While this is a story ending in swift police action, it isn’t always the case. Attacks on the media often do not get space in the media itself; this case, for instance, was reported by barely three media houses including Puthiya Thalaimurai. And in the 2016 case of a Sun TV reporter being attacked, there was no coverage of the attack at all.
“Media houses do not report on attacks on reporters from their competitive channels,” said a former editor of a news channel in the state. “Even that is viewed in the eyes of publicity, and why would a channel do that to the rival channel?”
Last year alone, 67 journalists were arrested and over 200 physically attacked across India, according to a study by the Free Speech Collective.
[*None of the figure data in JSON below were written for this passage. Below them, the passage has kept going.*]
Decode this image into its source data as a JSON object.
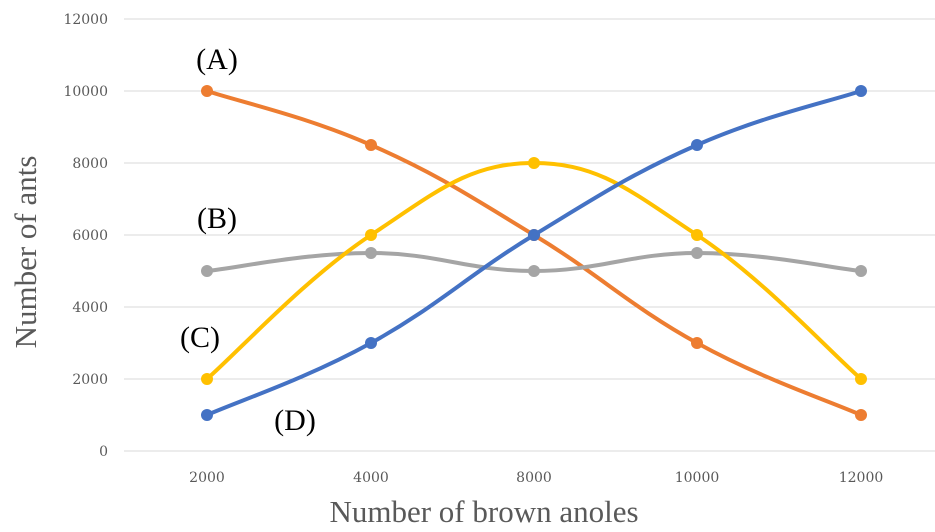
{
  "chart_data": {
    "type": "line",
    "title": "",
    "xlabel": "Number of brown anoles",
    "ylabel": "Number of ants",
    "categories": [
      "2000",
      "4000",
      "8000",
      "10000",
      "12000"
    ],
    "ylim": [
      0,
      12000
    ],
    "yticks": [
      0,
      2000,
      4000,
      6000,
      8000,
      10000,
      12000
    ],
    "grid": true,
    "legend": "none",
    "smooth": true,
    "series": [
      {
        "name": "(A)",
        "color": "#ED7D31",
        "values": [
          10000,
          8500,
          6000,
          3000,
          1000
        ]
      },
      {
        "name": "(B)",
        "color": "#A5A5A5",
        "values": [
          5000,
          5500,
          5000,
          5500,
          5000
        ]
      },
      {
        "name": "(C)",
        "color": "#FFC000",
        "values": [
          2000,
          6000,
          8000,
          6000,
          2000
        ]
      },
      {
        "name": "(D)",
        "color": "#4472C4",
        "values": [
          1000,
          3000,
          6000,
          8500,
          10000
        ]
      }
    ]
  }
}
While specific numbers for Tamil Nadu are unavailable, several journalists told Newslaundry about their experiences.
Anbarasan, a News18 reporter, said he was attacked by members of a Hindu group, the All India Hindu Mahasabha, in Chennai three months ago during the course of his work. He had been reporting on one of the group’s leaders, K Srikandan, also known as Kodambakkam Sri, being charged with sexual harassment of his employee. Srikandan was being produced before a magistrate and Anbarasan was in attendance.
“When I was taking photos, the members of the outfit took my phone forcefully, hit me, and unleashed words of abuse,” he said. He added that he did not file a complaint due to “personal reasons”, despite support from his employer.
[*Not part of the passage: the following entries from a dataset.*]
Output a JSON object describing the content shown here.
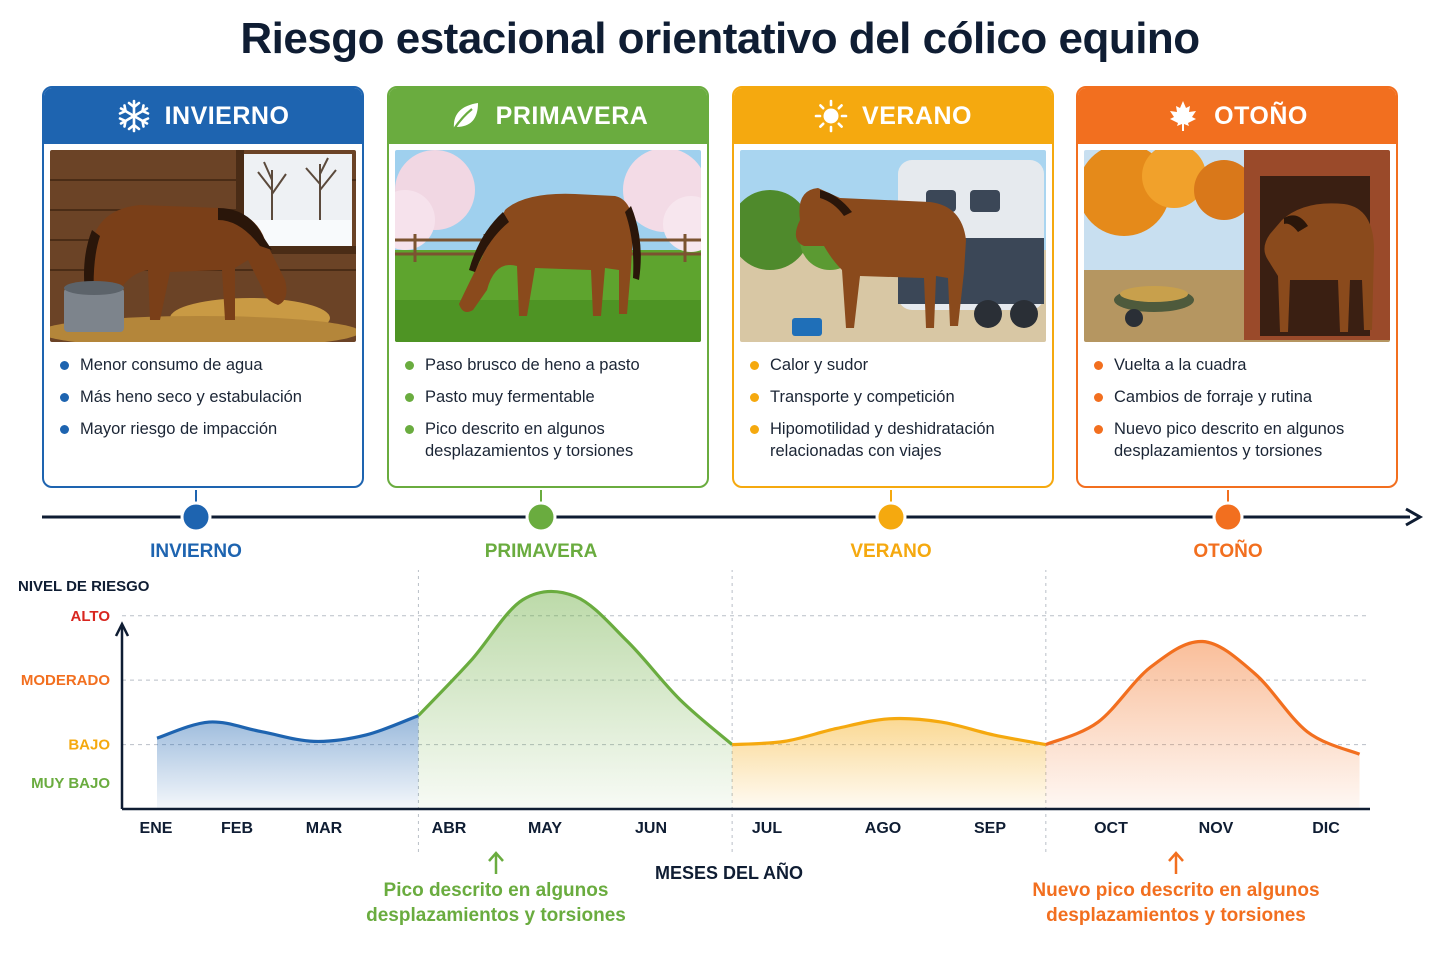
{
  "title": "Riesgo estacional orientativo del cólico equino",
  "colors": {
    "winter": "#1e64b0",
    "spring": "#6aac3f",
    "summer": "#f5a90f",
    "autumn": "#f26f1f",
    "dark": "#0f1d33",
    "red": "#d8261f"
  },
  "seasons": [
    {
      "name": "INVIERNO",
      "icon": "snowflake-icon",
      "bullets": [
        "Menor consumo de agua",
        "Más heno seco y estabulación",
        "Mayor riesgo de impacción"
      ]
    },
    {
      "name": "PRIMAVERA",
      "icon": "leaf-icon",
      "bullets": [
        "Paso brusco de heno a pasto",
        "Pasto muy fermentable",
        "Pico descrito en algunos desplazamientos y torsiones"
      ]
    },
    {
      "name": "VERANO",
      "icon": "sun-icon",
      "bullets": [
        "Calor y sudor",
        "Transporte y competición",
        "Hipomotilidad y deshidratación relacionadas con viajes"
      ]
    },
    {
      "name": "OTOÑO",
      "icon": "maple-leaf-icon",
      "bullets": [
        "Vuelta a la cuadra",
        "Cambios de forraje y rutina",
        "Nuevo pico descrito en algunos desplazamientos y torsiones"
      ]
    }
  ],
  "chart_data": {
    "type": "area",
    "title": "",
    "ylabel": "NIVEL DE RIESGO",
    "xlabel": "MESES DEL AÑO",
    "y_levels": [
      "MUY BAJO",
      "BAJO",
      "MODERADO",
      "ALTO"
    ],
    "ylim": [
      0,
      3.4
    ],
    "x": [
      "ENE",
      "FEB",
      "MAR",
      "ABR",
      "MAY",
      "JUN",
      "JUL",
      "AGO",
      "SEP",
      "OCT",
      "NOV",
      "DIC"
    ],
    "series": [
      {
        "season": "INVIERNO",
        "x": [
          0.0,
          0.5,
          1.0,
          1.5,
          2.0,
          2.5
        ],
        "values": [
          1.1,
          1.35,
          1.2,
          1.05,
          1.15,
          1.45
        ]
      },
      {
        "season": "PRIMAVERA",
        "x": [
          2.5,
          3.0,
          3.5,
          4.0,
          4.5,
          5.0,
          5.5
        ],
        "values": [
          1.45,
          2.3,
          3.25,
          3.3,
          2.6,
          1.7,
          1.0
        ]
      },
      {
        "season": "VERANO",
        "x": [
          5.5,
          6.0,
          6.5,
          7.0,
          7.5,
          8.0,
          8.5
        ],
        "values": [
          1.0,
          1.05,
          1.25,
          1.4,
          1.35,
          1.15,
          1.0
        ]
      },
      {
        "season": "OTOÑO",
        "x": [
          8.5,
          9.0,
          9.5,
          10.0,
          10.5,
          11.0,
          11.5
        ],
        "values": [
          1.0,
          1.35,
          2.2,
          2.6,
          2.1,
          1.2,
          0.85
        ]
      }
    ],
    "grid": "dashed horizontal lines at risk levels; dotted vertical season dividers",
    "annotations": [
      {
        "text": "Pico descrito en algunos desplazamientos y torsiones",
        "season": "PRIMAVERA",
        "x": 4.0
      },
      {
        "text": "Nuevo pico descrito en algunos desplazamientos y torsiones",
        "season": "OTOÑO",
        "x": 10.0
      }
    ]
  }
}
Delays in attaining justice and hurdles in the legal process often act as barriers for journalists in pursuing the cases. In some cases, organisations that initially support them fail to follow up till the end.
During the 2006 local body election in Chennai, CS Koteeswaran, then a reporter covering the Chennai Corporation for Deccan Chronicle, claimed a policeman “held his shirt” and “intimidated” him for taking photos of booth capturing in Chepauk-Triplicane. “I didn’t file a complaint because I am certain that I won’t get justice,” he said.
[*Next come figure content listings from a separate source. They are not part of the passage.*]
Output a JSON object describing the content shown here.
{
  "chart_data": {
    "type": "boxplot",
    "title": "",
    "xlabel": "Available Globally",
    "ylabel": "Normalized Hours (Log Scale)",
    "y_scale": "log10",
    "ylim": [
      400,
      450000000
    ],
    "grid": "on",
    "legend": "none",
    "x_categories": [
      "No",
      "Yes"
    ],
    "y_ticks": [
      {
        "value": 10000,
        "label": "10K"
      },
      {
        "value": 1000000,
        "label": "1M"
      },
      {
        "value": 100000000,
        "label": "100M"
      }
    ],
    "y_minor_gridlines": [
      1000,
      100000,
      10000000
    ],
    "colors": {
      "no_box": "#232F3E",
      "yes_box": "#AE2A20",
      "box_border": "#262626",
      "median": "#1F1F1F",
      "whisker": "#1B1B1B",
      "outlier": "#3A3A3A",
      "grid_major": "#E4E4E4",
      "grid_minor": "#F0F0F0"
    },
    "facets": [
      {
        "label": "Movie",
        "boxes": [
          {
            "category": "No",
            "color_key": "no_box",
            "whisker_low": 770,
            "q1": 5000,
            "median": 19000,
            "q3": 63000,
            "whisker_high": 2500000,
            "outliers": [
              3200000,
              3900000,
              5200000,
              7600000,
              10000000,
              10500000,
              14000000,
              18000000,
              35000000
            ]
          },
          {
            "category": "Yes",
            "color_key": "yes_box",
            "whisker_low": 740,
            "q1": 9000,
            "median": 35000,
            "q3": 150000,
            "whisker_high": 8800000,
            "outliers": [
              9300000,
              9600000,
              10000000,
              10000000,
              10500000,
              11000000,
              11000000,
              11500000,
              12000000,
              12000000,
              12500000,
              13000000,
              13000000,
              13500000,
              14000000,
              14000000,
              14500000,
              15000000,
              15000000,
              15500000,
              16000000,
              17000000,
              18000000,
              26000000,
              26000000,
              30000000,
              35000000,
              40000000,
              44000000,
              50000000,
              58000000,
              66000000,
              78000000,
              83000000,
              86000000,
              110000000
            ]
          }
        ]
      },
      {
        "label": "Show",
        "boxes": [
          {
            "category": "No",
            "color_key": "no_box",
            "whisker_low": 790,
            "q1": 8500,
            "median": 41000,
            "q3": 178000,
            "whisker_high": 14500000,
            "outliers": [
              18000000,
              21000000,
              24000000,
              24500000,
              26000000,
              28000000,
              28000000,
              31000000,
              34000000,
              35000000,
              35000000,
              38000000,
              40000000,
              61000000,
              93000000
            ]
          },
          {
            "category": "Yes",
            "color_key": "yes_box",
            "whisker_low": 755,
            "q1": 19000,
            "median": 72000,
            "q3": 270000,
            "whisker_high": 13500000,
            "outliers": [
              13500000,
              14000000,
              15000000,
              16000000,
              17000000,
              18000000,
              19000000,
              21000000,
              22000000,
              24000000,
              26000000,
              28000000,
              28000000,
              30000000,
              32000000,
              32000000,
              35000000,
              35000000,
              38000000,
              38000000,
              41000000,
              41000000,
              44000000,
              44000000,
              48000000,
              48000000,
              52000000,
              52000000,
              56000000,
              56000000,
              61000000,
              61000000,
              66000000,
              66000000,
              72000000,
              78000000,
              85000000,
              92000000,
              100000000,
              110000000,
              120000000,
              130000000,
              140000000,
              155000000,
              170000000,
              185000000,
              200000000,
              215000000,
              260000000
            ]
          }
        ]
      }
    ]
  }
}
A journalist with an English newspaper in Chennai told Newslaundry, “It has been two years since I filed a case against a person who manhandled me for writing about a godman in Tamil Nadu. The case has not yet been numbered in the court. He is now out on bail.”
Need for strong legislation
Maharashtra is the only Indian state to have an act – the (Prevention of Violence and Damage or Loss to Property) Act, 2017 – to protect journalists and mediapersons from acts of violence. According to the act, this violence is cognizable and non-bailable in the state, and cases will be investigated by an officer not below the rank of deputy superintendent or assistant commissioner.
While states like Chhattisgarh and Bihar are reportedly similar legislations, there’s nothing in Tamil Nadu so far. For more than five years, many journalists unions including the Chennai Press Club have been urging the state government to introduce legislation to protect journalists from attacks and assaults.
“A legislation might not stop violence on journalists, but it reduces it. Just like attacks on doctors is a non-bailable act, violence against journalists should be too,” said Bharathi Thamizhan, the joint secretary of the Chennai Press Club.
Koteeswaran, the reporter allegedly intimidated in 2006, agreed. He said those involved in physically attacking journalists should be charged under acts like the Goondas Act, which provides year-long preventive detention of habitual offenders.
A major issue in the state is that the Tamil Nadu press accreditation committee provides accreditation cards only to print and television journalists who work for organisations; freelancers and those associated with digital platforms are not given these passes. Koteeswaran said, “Temporary cards should be provided to freelancers to extend protection to everyone.”